Personal information
- Full name: James Douglas Campbell Bryant
- Born: 4 February 1976 (age 50) Durban, Natal, South Africa
- Batting: Right-handed
- Bowling: Right-arm

Domestic team information
- 1996/97–2003/04: Eastern Province
- 2003: Somerset
- 2004–2005: Derbyshire

Career statistics
| Competition | FC | LA | T20 |
| Matches | 83 | 87 | 9 |
| Runs scored | 4,288 | 2,064 | 181 |
| Batting average | 32.24 | 28.66 | 30.16 |
| 100s/50s | 8/20 | 1/14 | 0/1 |
| Top score | 234* | 105* | 53* |
| Balls bowled | 38 | – | – |
| Wickets | 1 | – | – |
| Bowling average | 37.00 | – | – |
| 5 wickets in innings | 0 | – | – |
| 10 wickets in match | 0 | – | – |
| Best bowling | 1/22 | – | – |
| Catches/stumpings | 55/– | 15/– | 4/– |
- Source: CricketArchive, 21 December 2015

= James Bryant (South African cricketer) =

South African cricketer

James Douglas Campbell Bryant (born 4 February 1976) is a former South African cricketer. He played first-class cricket for nine years, for Eastern Province, Nottinghamshire, Somerset and Derbyshire, retiring from senior cricket in 2005.

A superb hitter in his own country, with a high score of 234 not out, he seemed to struggle more than he should have in England, where his game suffered from a lack of confidence. On his Derbyshire debut he broke his hand, and after his recovery was never able to replicate his big-hitting in the English county game. His first class career was dealt a second blow when he dislocated his shoulder in 2005.

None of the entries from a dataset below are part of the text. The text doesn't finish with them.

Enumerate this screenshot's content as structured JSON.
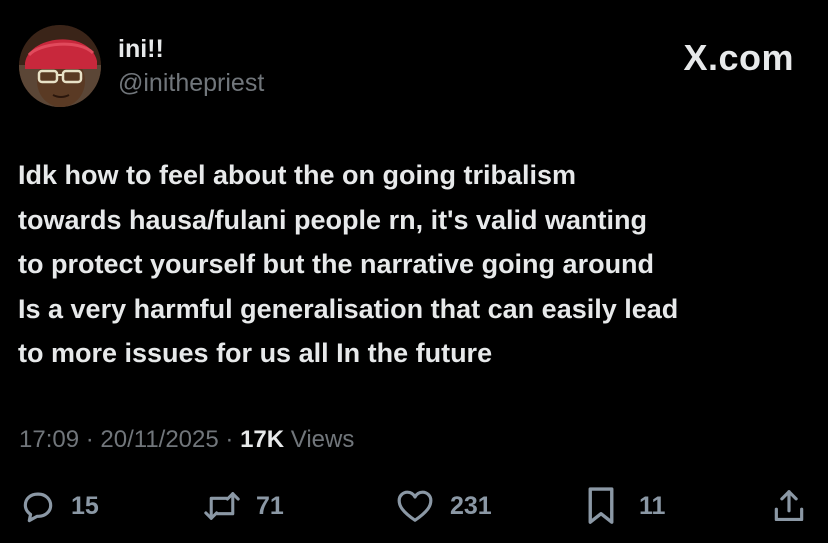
{
  "author": {
    "display_name": "ini!!",
    "handle": "@inithepriest"
  },
  "brand": "X.com",
  "tweet": {
    "lines": [
      "Idk how to feel about the on going tribalism",
      "towards hausa/fulani people rn, it's  valid wanting",
      "to protect yourself but the narrative going around",
      "Is a very harmful generalisation that can easily lead",
      "to more issues for us all In the future"
    ]
  },
  "meta": {
    "time": "17:09",
    "separator": " · ",
    "date": "20/11/2025",
    "views_count": "17K",
    "views_label": " Views"
  },
  "actions": {
    "replies": "15",
    "reposts": "71",
    "likes": "231",
    "bookmarks": "11"
  },
  "colors": {
    "background": "#000000",
    "primary_text": "#e7e9ea",
    "secondary_text": "#71767b",
    "icon": "#8b98a5"
  },
  "icons": {
    "reply": "speech-bubble-icon",
    "repost": "repost-arrows-icon",
    "like": "heart-icon",
    "bookmark": "bookmark-icon",
    "share": "share-upload-icon"
  }
}
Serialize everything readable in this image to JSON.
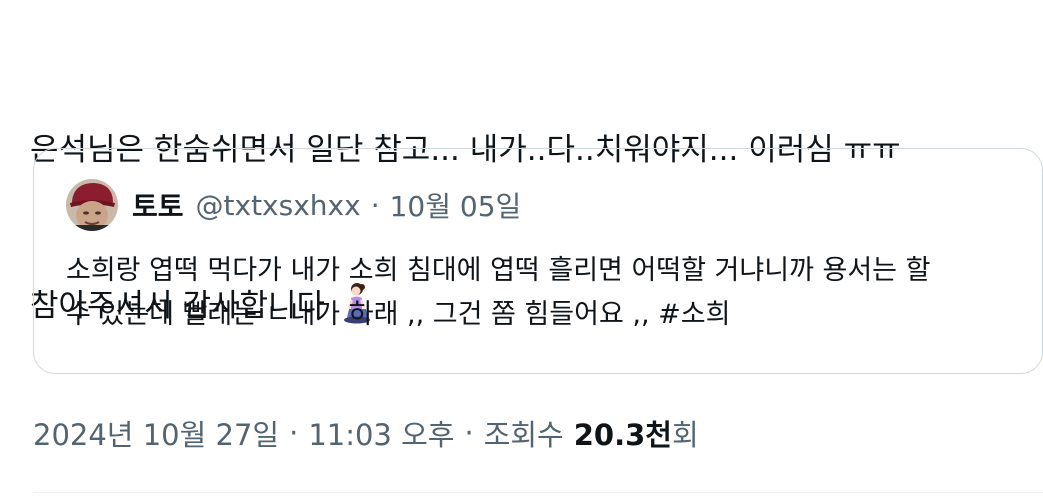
{
  "tweet": {
    "text_line1": "은석님은 한숨쉬면서 일단 참고... 내가..다..치워야지... 이러심 ㅠㅠ",
    "text_line2": "참아주셔서 감사합니다 ",
    "emoji": "person-kneeling-icon"
  },
  "quote": {
    "author_name": "토토",
    "author_handle": "@txtxsxhxx",
    "separator": "·",
    "date": "10월 05일",
    "text_line1": "소희랑 엽떡 먹다가 내가 소희 침대에 엽떡 흘리면 어떡할 거냐니까 용서는 할",
    "text_line2": "수 있는데 빨래는 ㄴ내가 하래 ,, 그건 쫌 힘들어요 ,, #소희"
  },
  "meta": {
    "date": "2024년 10월 27일",
    "separator": "·",
    "time": "11:03 오후",
    "views_label": "조회수",
    "views_count": "20.3천",
    "views_suffix": "회"
  },
  "colors": {
    "text_primary": "#0f1419",
    "text_secondary": "#536471",
    "border": "#cfd9de"
  }
}
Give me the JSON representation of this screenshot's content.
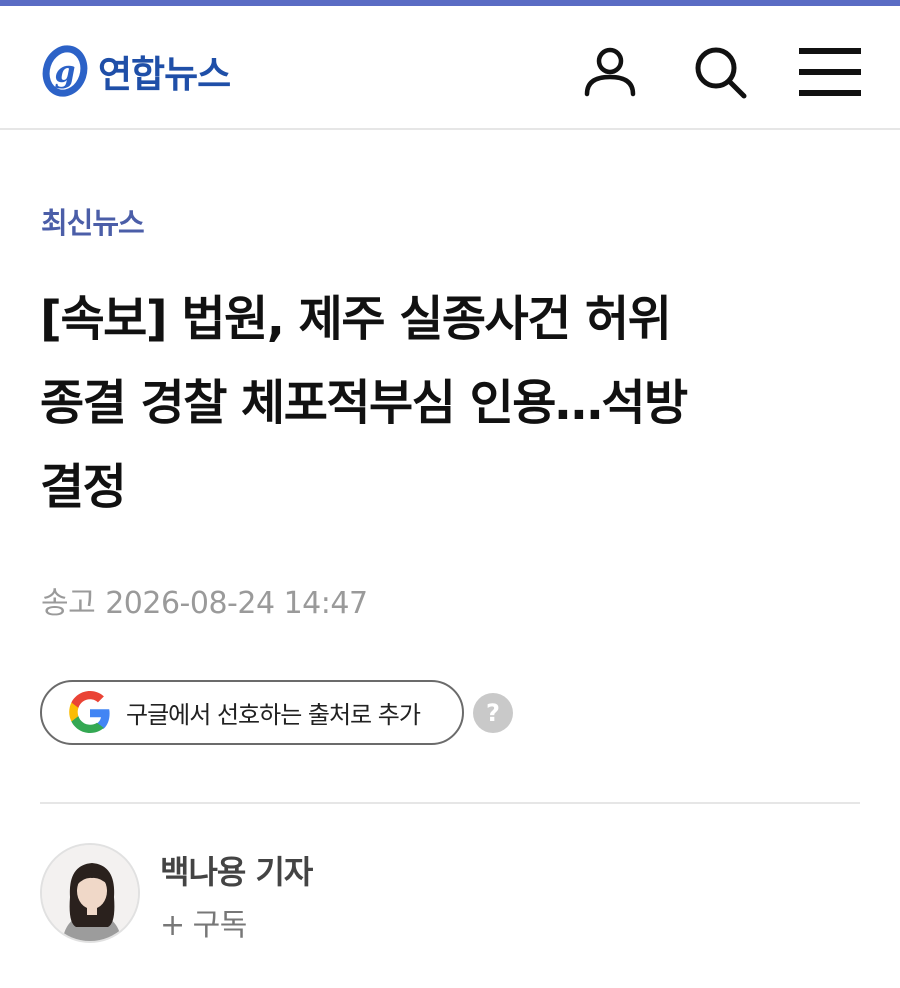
{
  "header": {
    "logo_text": "연합뉴스",
    "icons": [
      "user-icon",
      "search-icon",
      "menu-icon"
    ]
  },
  "article": {
    "category": "최신뉴스",
    "headline_lines": [
      "[속보] 법원, 제주 실종사건 허위",
      "종결 경찰 체포적부심 인용…석방",
      "결정"
    ],
    "date_label": "송고",
    "date_value": "2026-08-24 14:47"
  },
  "google_pref": {
    "label": "구글에서 선호하는 출처로 추가",
    "help": "?"
  },
  "reporter": {
    "name": "백나용 기자",
    "subscribe_plus": "+",
    "subscribe_label": "구독"
  },
  "colors": {
    "brand": "#1f4fa8",
    "category": "#4b5ea8",
    "top_strip": "#5a6cc4"
  }
}
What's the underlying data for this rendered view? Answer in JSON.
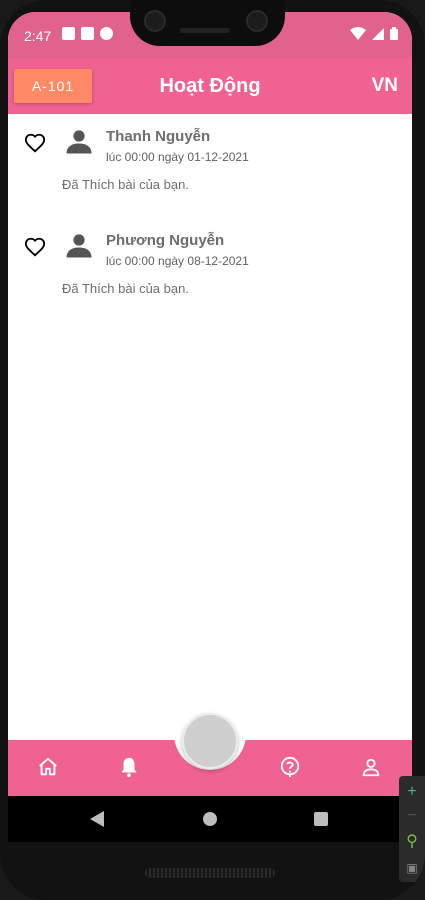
{
  "status": {
    "time": "2:47"
  },
  "appbar": {
    "room": "A-101",
    "title": "Hoạt Động",
    "language": "VN"
  },
  "activities": [
    {
      "name": "Thanh Nguyễn",
      "time": "lúc 00:00 ngày 01-12-2021",
      "message": "Đã Thích bài của bạn."
    },
    {
      "name": "Phương Nguyễn",
      "time": "lúc 00:00 ngày 08-12-2021",
      "message": "Đã Thích bài của bạn."
    }
  ],
  "nav": {
    "items": [
      "home-icon",
      "bell-icon",
      "help-icon",
      "user-icon"
    ]
  },
  "colors": {
    "primary": "#f06292",
    "status": "#e0628d",
    "room_button": "#ff8a65"
  }
}
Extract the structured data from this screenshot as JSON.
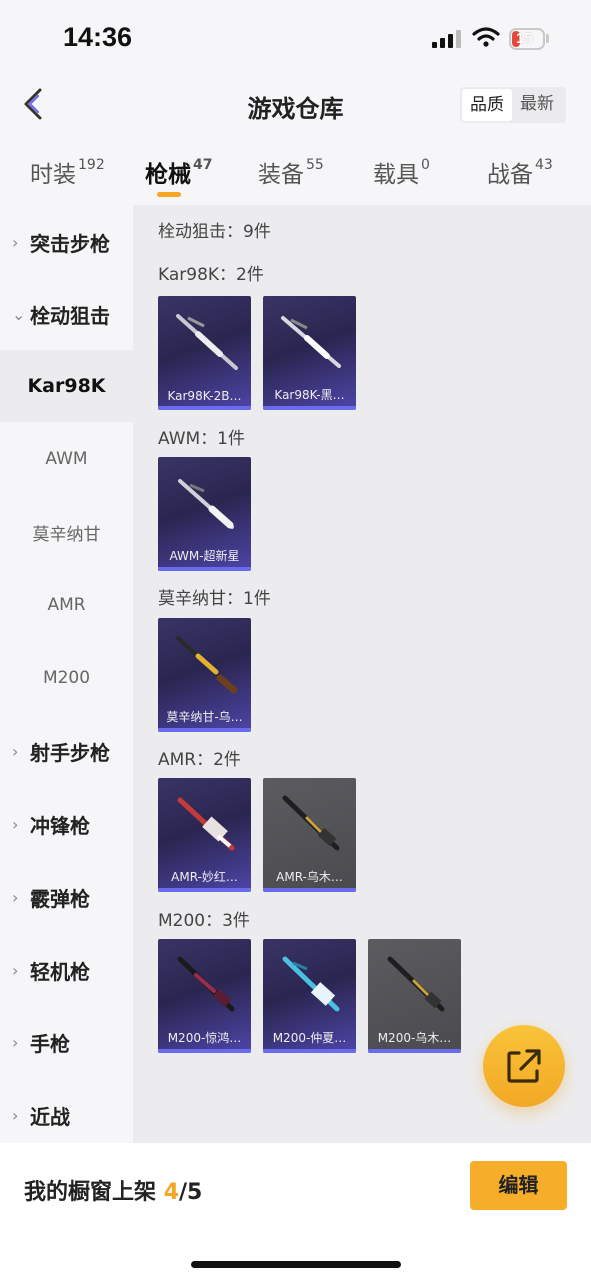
{
  "status_bar": {
    "time": "14:36",
    "battery": "15"
  },
  "header": {
    "title": "游戏仓库",
    "sort_options": [
      "品质",
      "最新"
    ]
  },
  "tabs": [
    {
      "label": "时装",
      "count": "192"
    },
    {
      "label": "枪械",
      "count": "47"
    },
    {
      "label": "装备",
      "count": "55"
    },
    {
      "label": "载具",
      "count": "0"
    },
    {
      "label": "战备",
      "count": "43"
    }
  ],
  "sidebar": {
    "items": [
      {
        "label": "突击步枪",
        "chev": "›"
      },
      {
        "label": "栓动狙击",
        "chev": "⌄"
      },
      {
        "label": "Kar98K"
      },
      {
        "label": "AWM"
      },
      {
        "label": "莫辛纳甘"
      },
      {
        "label": "AMR"
      },
      {
        "label": "M200"
      },
      {
        "label": "射手步枪",
        "chev": "›"
      },
      {
        "label": "冲锋枪",
        "chev": "›"
      },
      {
        "label": "霰弹枪",
        "chev": "›"
      },
      {
        "label": "轻机枪",
        "chev": "›"
      },
      {
        "label": "手枪",
        "chev": "›"
      },
      {
        "label": "近战",
        "chev": "›"
      }
    ]
  },
  "content": {
    "summary": "栓动狙击：9件",
    "groups": [
      {
        "header": "Kar98K：2件",
        "items": [
          {
            "name": "Kar98K-2B…",
            "style": "purple"
          },
          {
            "name": "Kar98K-黑…",
            "style": "purple"
          }
        ]
      },
      {
        "header": "AWM：1件",
        "items": [
          {
            "name": "AWM-超新星",
            "style": "purple"
          }
        ]
      },
      {
        "header": "莫辛纳甘：1件",
        "items": [
          {
            "name": "莫辛纳甘-乌…",
            "style": "purple"
          }
        ]
      },
      {
        "header": "AMR：2件",
        "items": [
          {
            "name": "AMR-妙红…",
            "style": "purple"
          },
          {
            "name": "AMR-乌木…",
            "style": "grey"
          }
        ]
      },
      {
        "header": "M200：3件",
        "items": [
          {
            "name": "M200-惊鸿…",
            "style": "purple"
          },
          {
            "name": "M200-仲夏…",
            "style": "purple"
          },
          {
            "name": "M200-乌木…",
            "style": "grey"
          }
        ]
      }
    ]
  },
  "footer": {
    "shelf_label": "我的橱窗上架",
    "shelf_count": "4",
    "shelf_total": "/5",
    "edit_label": "编辑"
  },
  "colors": {
    "accent": "#f5a623",
    "item_purple": "#3a3466",
    "item_grey": "#55555a",
    "item_bar": "#6a6cf0"
  }
}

His frequent injuries as well as his poor form meant that it was unlikely that he is going to be signed by another English county team, however Bryant continued to play in England, and between 2006 and 2008 was signed as a professional for three-time Village Cricket Champions Troon playing in Cornwall League Division 1.